EAST VILLAGE — After a community group wanted to see more three-bedroom apartments to give options to families renting in the neighborhood, a developer has cut the planned number of studio apartments by half.
To assuage neighbors concerned about tight parking, the developer also said he would ask the city to deny neighborhood parking permits to residents of his building.
At a meeting Monday, members of the East Village Association voted unanimously 14-0 to "not oppose" developer Mark Sutherland's zoning change request, which would be the precursor to a planned development that would bring 41 apartments and 21 underground parking spaces to 1515-17 W. Haddon Ave.
Located near the CTA Blue Line Division Street "L" station in Wicker Park, some are calling the proposed project the "Haddon Alley" apartments because the bulk of the pie-shaped six-story building would be in an alley behind Milwaukee Avenue, with only 27 square feet of street frontage on Haddon to support the 11,000-square-foot development.
Sutherland's plan is to demolish a vacant warehouse building and a shabby two-flat apartment building near the alley that has attracted vagrants.
Designed by architectural firm Brininstool + Lynch, the building features a metallic exterior that, when weathered over time, would look like pewter, architect David Brininstool told about 30 people at the meeting held at Happy Village, 1059 N. Wolcott Ave.

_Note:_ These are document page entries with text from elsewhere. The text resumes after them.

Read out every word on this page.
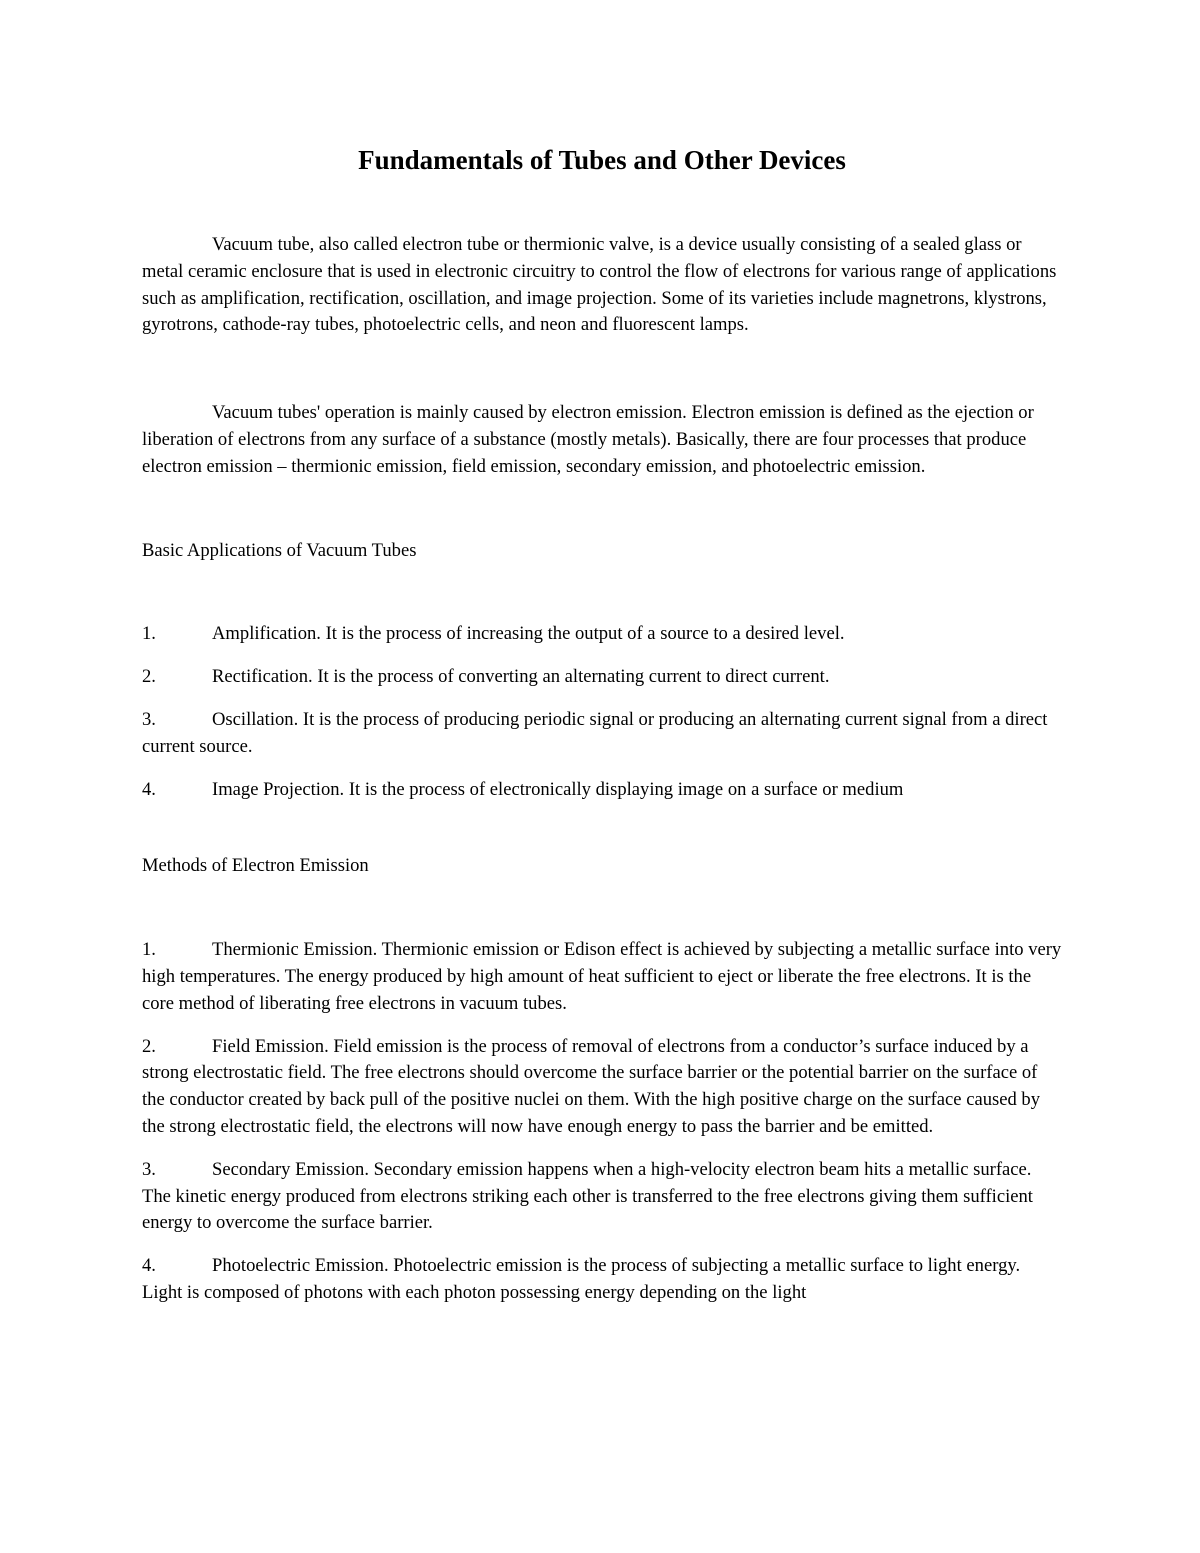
Fundamentals of Tubes and Other Devices

Vacuum tube, also called electron tube or thermionic valve, is a device usually consisting of a sealed glass or metal ceramic enclosure that is used in electronic circuitry to control the flow of electrons for various range of applications such as amplification, rectification, oscillation, and image projection. Some of its varieties include magnetrons, klystrons, gyrotrons, cathode-ray tubes, photoelectric cells, and neon and fluorescent lamps.

Vacuum tubes' operation is mainly caused by electron emission. Electron emission is defined as the ejection or liberation of electrons from any surface of a substance (mostly metals). Basically, there are four processes that produce electron emission – thermionic emission, field emission, secondary emission, and photoelectric emission.

Basic Applications of Vacuum Tubes

1.	Amplification. It is the process of increasing the output of a source to a desired level.

2.	Rectification. It is the process of converting an alternating current to direct current.

3.	Oscillation. It is the process of producing periodic signal or producing an alternating current signal from a direct current source.

4.	Image Projection. It is the process of electronically displaying image on a surface or medium

Methods of Electron Emission

1.	Thermionic Emission. Thermionic emission or Edison effect is achieved by subjecting a metallic surface into very high temperatures. The energy produced by high amount of heat sufficient to eject or liberate the free electrons. It is the core method of liberating free electrons in vacuum tubes.

2.	Field Emission. Field emission is the process of removal of electrons from a conductor’s surface induced by a strong electrostatic field. The free electrons should overcome the surface barrier or the potential barrier on the surface of the conductor created by back pull of the positive nuclei on them. With the high positive charge on the surface caused by the strong electrostatic field, the electrons will now have enough energy to pass the barrier and be emitted.

3.	Secondary Emission. Secondary emission happens when a high-velocity electron beam hits a metallic surface. The kinetic energy produced from electrons striking each other is transferred to the free electrons giving them sufficient energy to overcome the surface barrier.

4.	Photoelectric Emission. Photoelectric emission is the process of subjecting a metallic surface to light energy. Light is composed of photons with each photon possessing energy depending on the light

The revised floor plan for the building features 40 apartments on the second through fifth floors. Each floor has 10 units: one studio apartment, two two-bedroom apartments, one three-bedroom apartment and six one-bedroom apartments.
The previous plan had two studio apartments on each floor, for a total of eight. The current plan has the same number of one-bedroom apartments —24 — as in the previous plan.
The sixth floor would be reserved for a single apartment that Sutherland said he planned to live in with his family, while the first floor would be an office for his real estate firm.
Though rents can change based on market conditions, Sutherland said that by the completion of the project, he anticipated rents would be around $1,200 to $1,300 for a studio with 564 square feet of space. One-bedroom units would be 654 square feet and rent between $1,400 and $1,600.
Two-bedroom apartments would range between 916 and 1,185 square feet and rent for $2,100 to $2,700 monthly, while three bedrooms would be 1,220 square feet and rent for $3,000 to $3,300.
The addition of the three-bedroom units came after the close of a meeting earlier this month when Neal McKnight, president of the East Village Association, and other members of the group asked Sutherland to come back to them with a different proposal and "reconsider the unit mix."
Sutherland, who owns 21 apartment buildings in the area and operates a website, Wicker Park Apartments, said 52 percent of those making online requests on his website were searching for one-bedroom apartments, and 7 percent were looking for three-bedroom units.
The building would offer 21 underground parking spaces that would rent for $150 to $200 per month.
Since Haddon is a small side street, several residents told Sutherland it was already difficult to find parking there.
"That block is super short and between two major streets. Are you anticipating residents will get permit parking stickers?" asked Dinish Jotwani, who lives in the 1500 block of West Haddon Avenue.
Sutherland said he'd be willing to have the building's address removed from eligibility for city parking permits, something that Ald. Joe Moreno (1st) has done for residents of Marshfield Avenue who were concerned that a new 99-unit apartment building at 1611 W. Division St. that offers no parking would cause an influx of cars on their street.
For his part, Jotwani said that "aside from the parking" he thinks the project is "a positive" to the area.
"It will help spark some business on Milwaukee. It's an eyesore right now," Jotwani said, referring to the alley.
East Village resident Chris Long also expressed support for the project.
"We're not sprawled-out. There is a trade-off between making things nice for cars and making a nice dense urban environment into a desirable place to be," Long said.
Sutherland filed his application for a development on Nov. 11 and, if it is approved, he plans to begin building in spring or summer, with completion "sometime in 2015," he said.